Why Even the Best Hackers Could Soon be Outsmarted by Machines

Willyam Bradberry/Shutterstock.com

Since Gary Kasparov’s defeat by IBM’s Deep Blue 17 years ago, humans have essentially been playing chess for second place.

In 1997, the greatest living human chess player was beaten in a best-of-three match by a supercomputer.

Since Gary Kasparov’s defeat by IBM’s Deep Blue 17 years ago, humans have essentially been playing chess for second place -- and it may not be long before they are relegated to the benchwarmer status in the fields of cyberspace.

“I believe the world series of hacking will soon be won by a machine,” said Mike Walker, a program manager at the Defense Advanced Research Projects Agency.

Walker, speaking at a Dec. 9 Bloomberg cybersecurity event in Washington, D.C., said automated machines are catching up to their human counterparts in examining software or networks for vulnerabilities.

Traditionally, “automation always loses in a battle of wits with attackers,” but the capabilities of computerized systems have improved immensely in just a few years and the battles are getting closer. In many instances, automated machines with clever human-authored algorithms find previously undiscovered software bugs in programs that teams of programmers miss. 

It’s not unlike the high-profile man-versus-machine chess matches that took place in the mid-1990s, when the sport’s best grandmasters gleefully and routinely check-mated their CPU-powered counterparts.

That is, until computers replaced them at the top of the chess food chain.

IBM’s Deep Blue could calculate 200 million chess moves per second, and while the human brain is capable of 20 million billion calculations per second, a computer can focus the entirety of its processing power on a singular task, like identifying the next best move. Subsequently, IBM’s Watson would later relegate humanity to second best at trivia game shows, besting the top human competition in Jeopardy.

In this era of increasing connectivity that could see 70 billion Internet-connected devices by 2020 – 10 per person – Walker said automated machines are the only chance people have to defend networks that will grow vastly in size and risk as more connections come in.

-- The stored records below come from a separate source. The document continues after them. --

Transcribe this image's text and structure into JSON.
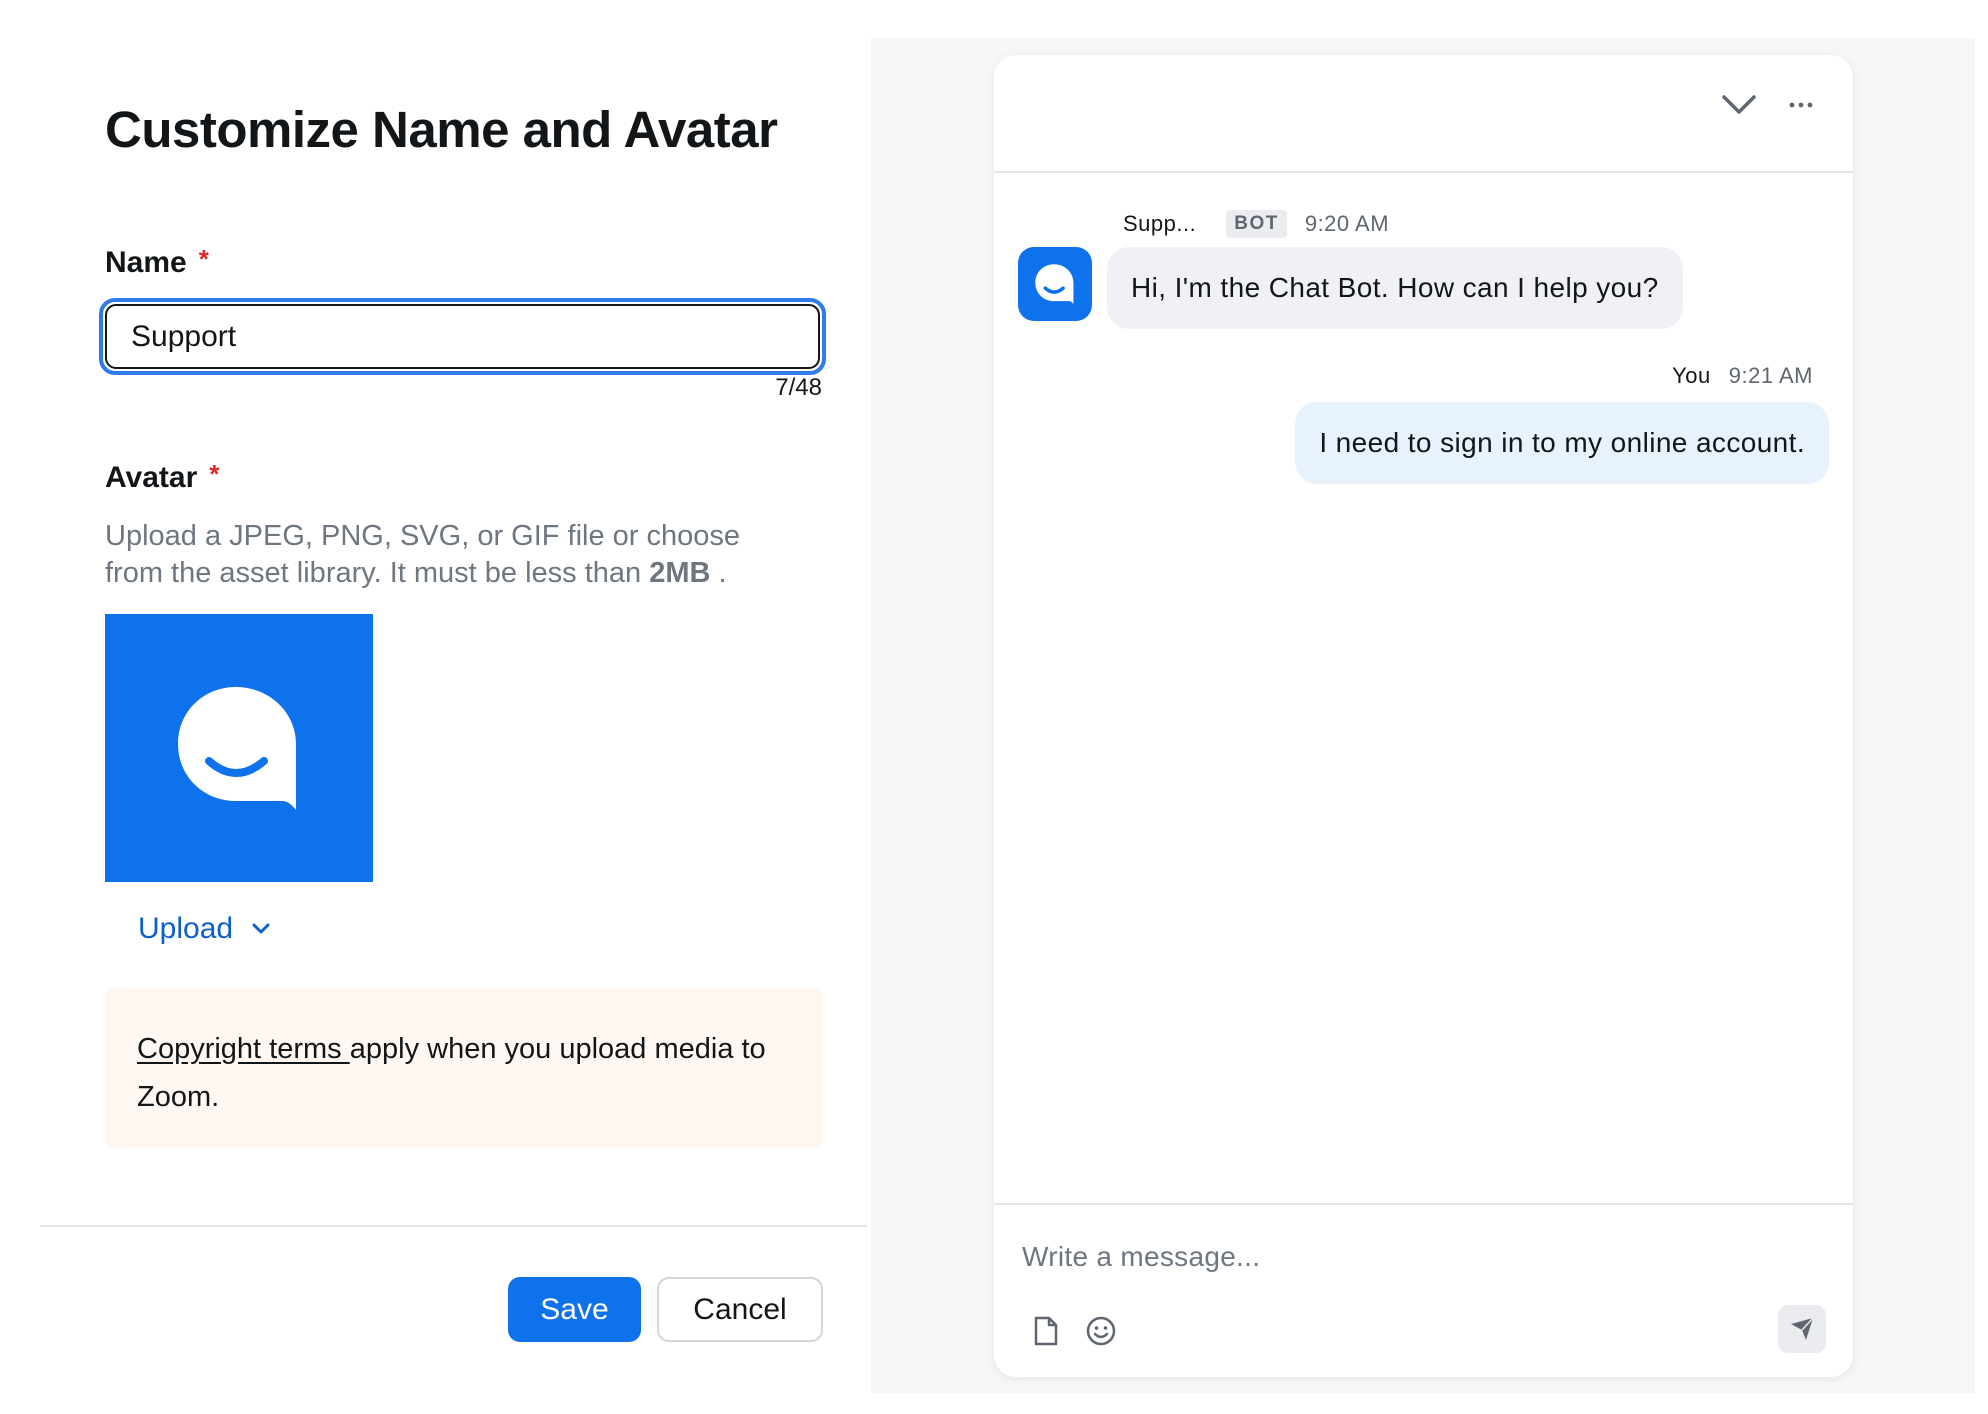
{
  "form": {
    "title": "Customize Name and Avatar",
    "name_label": "Name",
    "required_mark": "*",
    "name_value": "Support",
    "char_count": "7/48",
    "avatar_label": "Avatar",
    "avatar_desc_text": "Upload a JPEG, PNG, SVG, or GIF file or choose from the asset library. It must be less than ",
    "avatar_desc_limit": "2MB",
    "avatar_desc_end": " .",
    "avatar_icon": "chat-bubble-smile-icon",
    "upload_label": "Upload",
    "copyright_link": "Copyright terms ",
    "copyright_text": "apply when you upload media to Zoom.",
    "save_label": "Save",
    "cancel_label": "Cancel"
  },
  "chat": {
    "header_icons": [
      "chevron-down-icon",
      "more-icon"
    ],
    "messages": [
      {
        "sender": "Supp...",
        "badge": "BOT",
        "time": "9:20 AM",
        "text": "Hi, I'm the Chat Bot. How can I help you?"
      },
      {
        "sender": "You",
        "time": "9:21 AM",
        "text": "I need to sign in to my online account."
      }
    ],
    "composer_placeholder": "Write a message...",
    "composer_icons": [
      "file-icon",
      "emoji-icon",
      "send-icon"
    ]
  },
  "colors": {
    "accent": "#0e72ed",
    "required": "#e02828",
    "link": "#0e5fc9",
    "copyright_bg": "#fff8f2",
    "user_bubble": "#e8f2fd",
    "bot_bubble": "#f0f1f4"
  }
}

Even today, cyber adversaries – some using hijacked “zombie machines” or bots to do their bidding – “are winning more often” against programmers, coders and information security experts.

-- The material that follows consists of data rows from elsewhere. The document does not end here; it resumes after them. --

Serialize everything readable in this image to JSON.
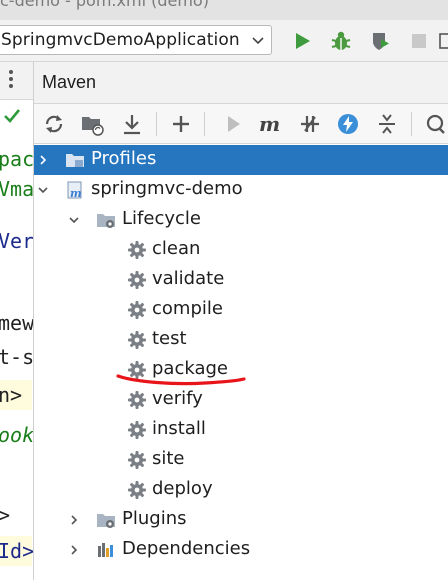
{
  "window": {
    "title": "c-demo - pom.xml (demo)"
  },
  "run_toolbar": {
    "configuration": "SpringmvcDemoApplication",
    "buttons": [
      "run-icon",
      "debug-icon",
      "coverage-icon",
      "stop-icon",
      "layout-icon"
    ]
  },
  "editor": {
    "code_fragments": [
      "pac",
      "Vma",
      "Ver",
      "mew",
      "t-s",
      "n>",
      "ook",
      ">",
      "Id>"
    ]
  },
  "maven": {
    "title": "Maven",
    "toolbar_icons": [
      "reload-icon",
      "generate-sources-icon",
      "download-icon",
      "add-icon",
      "run-icon",
      "execute-goal-icon",
      "toggle-offline-icon",
      "skip-tests-icon",
      "collapse-icon",
      "analyze-icon"
    ],
    "tree": {
      "profiles": "Profiles",
      "project": "springmvc-demo",
      "lifecycle": "Lifecycle",
      "goals": [
        "clean",
        "validate",
        "compile",
        "test",
        "package",
        "verify",
        "install",
        "site",
        "deploy"
      ],
      "plugins": "Plugins",
      "dependencies": "Dependencies"
    }
  },
  "colors": {
    "selection": "#2675bf",
    "annotation": "#e8141a",
    "run_green": "#3e9b3e"
  }
}
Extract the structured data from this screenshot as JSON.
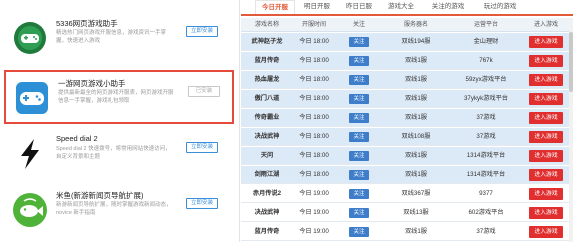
{
  "extensions": [
    {
      "name": "5336网页游戏助手",
      "desc": "精选热门网页游戏开服信息，游戏资讯一手掌握，快速进入游戏",
      "button": "立即安装",
      "icon": "gamepad-icon",
      "added": false
    },
    {
      "name": "一游网页游戏小助手",
      "desc": "提供最新最全的网页游戏开服表，网页游戏开服信息一手掌握，游戏礼包领取",
      "button": "已安装",
      "icon": "controller-icon",
      "added": true
    },
    {
      "name": "Speed dial 2",
      "desc": "Speed dial 2 快速拨号，将常用网站快速访问，自定义背景和主题",
      "button": "立即安装",
      "icon": "lightning-icon",
      "added": false
    },
    {
      "name": "米鱼(新游新闻页导航扩展)",
      "desc": "新游新闻页导航扩展，随时掌握游戏新闻动态，novice 新手指南",
      "button": "立即安装",
      "icon": "fish-icon",
      "added": false
    }
  ],
  "tabs": [
    "今日开服",
    "明日开服",
    "昨日已服",
    "游戏大全",
    "关注的游戏",
    "玩过的游戏"
  ],
  "columns": [
    "游戏名称",
    "开服时间",
    "关注",
    "服务器名",
    "运营平台",
    "进入游戏"
  ],
  "rows": [
    {
      "game": "武神赵子龙",
      "time": "今日 18:00",
      "follow": "关注",
      "server": "双线194服",
      "platform": "金山理财",
      "enter": "进入游戏",
      "hl": true
    },
    {
      "game": "蓝月传奇",
      "time": "今日 18:00",
      "follow": "关注",
      "server": "双线1服",
      "platform": "767k",
      "enter": "进入游戏",
      "hl": true
    },
    {
      "game": "热血屠龙",
      "time": "今日 18:00",
      "follow": "关注",
      "server": "双线1服",
      "platform": "59zyx游戏平台",
      "enter": "进入游戏",
      "hl": true
    },
    {
      "game": "傲门八道",
      "time": "今日 18:00",
      "follow": "关注",
      "server": "双线1服",
      "platform": "37ykyk游戏平台",
      "enter": "进入游戏",
      "hl": true
    },
    {
      "game": "传奇霸业",
      "time": "今日 18:00",
      "follow": "关注",
      "server": "双线1服",
      "platform": "37游戏",
      "enter": "进入游戏",
      "hl": true
    },
    {
      "game": "决战武神",
      "time": "今日 18:00",
      "follow": "关注",
      "server": "双线108服",
      "platform": "37游戏",
      "enter": "进入游戏",
      "hl": true
    },
    {
      "game": "天问",
      "time": "今日 18:00",
      "follow": "关注",
      "server": "双线1服",
      "platform": "1314游戏平台",
      "enter": "进入游戏",
      "hl": true
    },
    {
      "game": "剑雨江湖",
      "time": "今日 18:00",
      "follow": "关注",
      "server": "双线1服",
      "platform": "1314游戏平台",
      "enter": "进入游戏",
      "hl": true
    },
    {
      "game": "赤月传说2",
      "time": "今日 19:00",
      "follow": "关注",
      "server": "双线367服",
      "platform": "9377",
      "enter": "进入游戏",
      "hl": false
    },
    {
      "game": "决战武神",
      "time": "今日 19:00",
      "follow": "关注",
      "server": "双线13服",
      "platform": "602游戏平台",
      "enter": "进入游戏",
      "hl": false
    },
    {
      "game": "蓝月传奇",
      "time": "今日 19:00",
      "follow": "关注",
      "server": "双线1服",
      "platform": "37游戏",
      "enter": "进入游戏",
      "hl": false
    }
  ]
}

“Not only are attackers winning more often, but they’re getting faster and pulling away,” Walker said.

Automated machines represent the only hope of securing networks in the coming Internet of Things era, Walker said, because they actually have the computational capacity to, for example, peruse millions of lines of code for flaws or examine a packet-traffic log in real-time for anomalous behavior. The decision-making process to mitigate flaws and fix them in real-time is the next step forward for those machines.

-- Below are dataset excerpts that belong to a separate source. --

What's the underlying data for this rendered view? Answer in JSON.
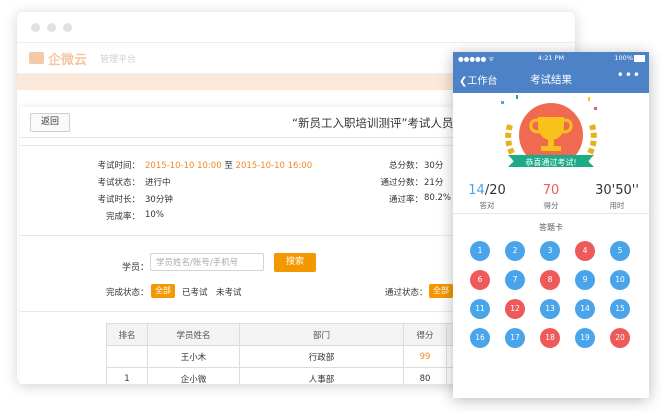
{
  "brand": {
    "name": "企微云",
    "subtitle": "管理平台"
  },
  "page": {
    "back_label": "返回",
    "title": "“新员工入职培训测评”考试人员明",
    "info": {
      "time_label": "考试时间：",
      "time_start": "2015-10-10 10:00",
      "time_to": "至",
      "time_end": "2015-10-10 16:00",
      "status_label": "考试状态：",
      "status_value": "进行中",
      "duration_label": "考试时长：",
      "duration_value": "30分钟",
      "completion_label": "完成率：",
      "completion_value": "10%",
      "total_label": "总分数：",
      "total_value": "30分",
      "pass_score_label": "通过分数：",
      "pass_score_value": "21分",
      "pass_rate_label": "通过率：",
      "pass_rate_value": "80.2%"
    },
    "search": {
      "label": "学员：",
      "placeholder": "学员姓名/账号/手机号",
      "button": "搜索"
    },
    "filter": {
      "completion_label": "完成状态：",
      "all": "全部",
      "done": "已考试",
      "not_done": "未考试",
      "pass_label": "通过状态：",
      "pass_all": "全部"
    },
    "table": {
      "headers": [
        "排名",
        "学员姓名",
        "部门",
        "得分",
        ""
      ],
      "rows": [
        {
          "rank": "",
          "name": "王小木",
          "dept": "行政部",
          "score": "99"
        },
        {
          "rank": "1",
          "name": "企小微",
          "dept": "人事部",
          "score": "80"
        }
      ]
    }
  },
  "phone": {
    "nav": {
      "back": "工作台",
      "title": "考试结果",
      "more": "•••"
    },
    "status_bar": {
      "time": "4:21 PM",
      "battery": "100%"
    },
    "trophy": {
      "banner": "恭喜通过考试!"
    },
    "stats": {
      "correct": "14",
      "total": "/20",
      "correct_label": "答对",
      "score": "70",
      "score_label": "得分",
      "time": "30'50''",
      "time_label": "用时"
    },
    "answer_card": {
      "title": "答题卡",
      "questions": [
        {
          "n": "1",
          "ok": true
        },
        {
          "n": "2",
          "ok": true
        },
        {
          "n": "3",
          "ok": true
        },
        {
          "n": "4",
          "ok": false
        },
        {
          "n": "5",
          "ok": true
        },
        {
          "n": "6",
          "ok": false
        },
        {
          "n": "7",
          "ok": true
        },
        {
          "n": "8",
          "ok": false
        },
        {
          "n": "9",
          "ok": true
        },
        {
          "n": "10",
          "ok": true
        },
        {
          "n": "11",
          "ok": true
        },
        {
          "n": "12",
          "ok": false
        },
        {
          "n": "13",
          "ok": true
        },
        {
          "n": "14",
          "ok": true
        },
        {
          "n": "15",
          "ok": true
        },
        {
          "n": "16",
          "ok": true
        },
        {
          "n": "17",
          "ok": true
        },
        {
          "n": "18",
          "ok": false
        },
        {
          "n": "19",
          "ok": true
        },
        {
          "n": "20",
          "ok": false
        }
      ]
    }
  },
  "colors": {
    "accent": "#f39800",
    "nav_blue": "#4d83c6",
    "correct": "#4aa4e9",
    "wrong": "#ee5a5a",
    "trophy_gold": "#f5b81d"
  }
}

A sneak preview of the near future – and our potential machine overlords – will be demonstrated in DARPA’s Cyber Grand Challenge in 2016. The computer security tournament will test the wits of machines – not people – in reverse-engineering software created by organizers. Machines will have to locate and heal weaknesses in software in a live network competition. The results could determine just how soon the battlefields of cyberspace star automated machines, with humans playing for second place.